Cela s'applique d'ailleurs à moi et à mes films, car ils évoquent l'injustice et des situations difficiles pour des gens au Mexique, et j'en tire des films. Donc dans Lost in the Night, je pose la question, mais sans dire si c'est bien ou mauvais. Il se trouve que le personnage du film, Rigoberto, ne fait pas correctement de l'art. Il fait des erreurs. Sans aller jusqu'à dire que c'est le méchant du film, son approche de l'art n'est pas bonne, car il est vraiment dans une utilisation des autres pour son propre bénéfice. Mais plus que son cas, c'est vraiment la noirceur de la situation qui m'intéressait.

Vous avez beaucoup travaillé avec des acteurs non professionnels. Mais avec Ester Expósito et Bárbara Mori vous avez cette fois deux actrices célèbres.

Les personnages de base étant connus, il fallait des acteurs qui puissent s'en approcher. Ester Expósito et Bárbara Mori peuvent facilement s'identifier à Monica et Carmen, car elles ont des similitudes avec elles. Bárbara Mori est très populaire pour des soaps opera au Mexique et en Amérique Latine. Les gens la connaissent pour ça avant tout. Ça m'intéressait d'avoir cette actrice liée à ce point à une œuvre, tout comme son personnage.

Bárbara Mori - Lost in the Night ©Paname Distribution
Bárbara Mori - Lost in the Night ©Paname Distribution

C'est tout de même une vraie surprise de voir Ester Expósito dans un tel film indépendant.

Je trouvais ce paradoxe intéressant, ça m'amusait même. C'était également un plus d'avoir cette actrice qui a la maîtrise et la connaissance des réseaux sociaux, comme son personnage. Mais j'ai découvert quelqu'un de très professionnel et d'impliqué. Donc j'étais très heureux de travailler avec elle. Et puis, vous savez, j'aime faire des choses différentes dans mes films. Comme avoir une créature dans mon précédent film La Région sauvage. Ici, jouer avec des personnages et des personnalités célèbres était finalement assez naturel car dans la lignée de ce désir de nouveauté.

Justement, en parlant de nouveauté, comment voyez-vous l'évolution de votre cinéma ?

À chaque film j'essaie de corriger les erreurs du précédent. Donc dire qu'il y a une évolution, je ne sais pas. Je dirais plutôt que j'apprends beaucoup au fur et à mesure, sur ce que j'aime ou n'aime pas faire. Éventuellement, l'évolution aura été de faire des films toujours plus gros. Mais ce n'est peut-être pas la bonne approche. J'aimerais bien revenir à quelque chose d'encore plus intime, car ça me permettrait de faire encore quelque chose de différent.

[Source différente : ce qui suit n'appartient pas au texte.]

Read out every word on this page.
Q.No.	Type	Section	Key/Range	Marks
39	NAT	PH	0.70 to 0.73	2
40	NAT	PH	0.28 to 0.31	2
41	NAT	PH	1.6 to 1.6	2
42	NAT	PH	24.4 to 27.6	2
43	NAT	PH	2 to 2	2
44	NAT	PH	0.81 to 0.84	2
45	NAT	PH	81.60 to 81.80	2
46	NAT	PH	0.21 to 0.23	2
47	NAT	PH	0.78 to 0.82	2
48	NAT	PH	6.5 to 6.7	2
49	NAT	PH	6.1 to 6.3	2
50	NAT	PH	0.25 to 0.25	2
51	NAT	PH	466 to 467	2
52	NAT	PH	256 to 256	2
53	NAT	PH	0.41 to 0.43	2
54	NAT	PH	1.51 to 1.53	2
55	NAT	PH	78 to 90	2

Il y a également ma façon de travailler avec les acteurs qui a peut-être changé après mon expérience sur la série Narcos Mexico où j'ai dû diriger beaucoup de comédiens de manières très différentes. C'était quelque chose de nouveau et je pense avoir grandement appris pour la suite.

Lost in the Night sort dans les salles le 4 octobre 2023.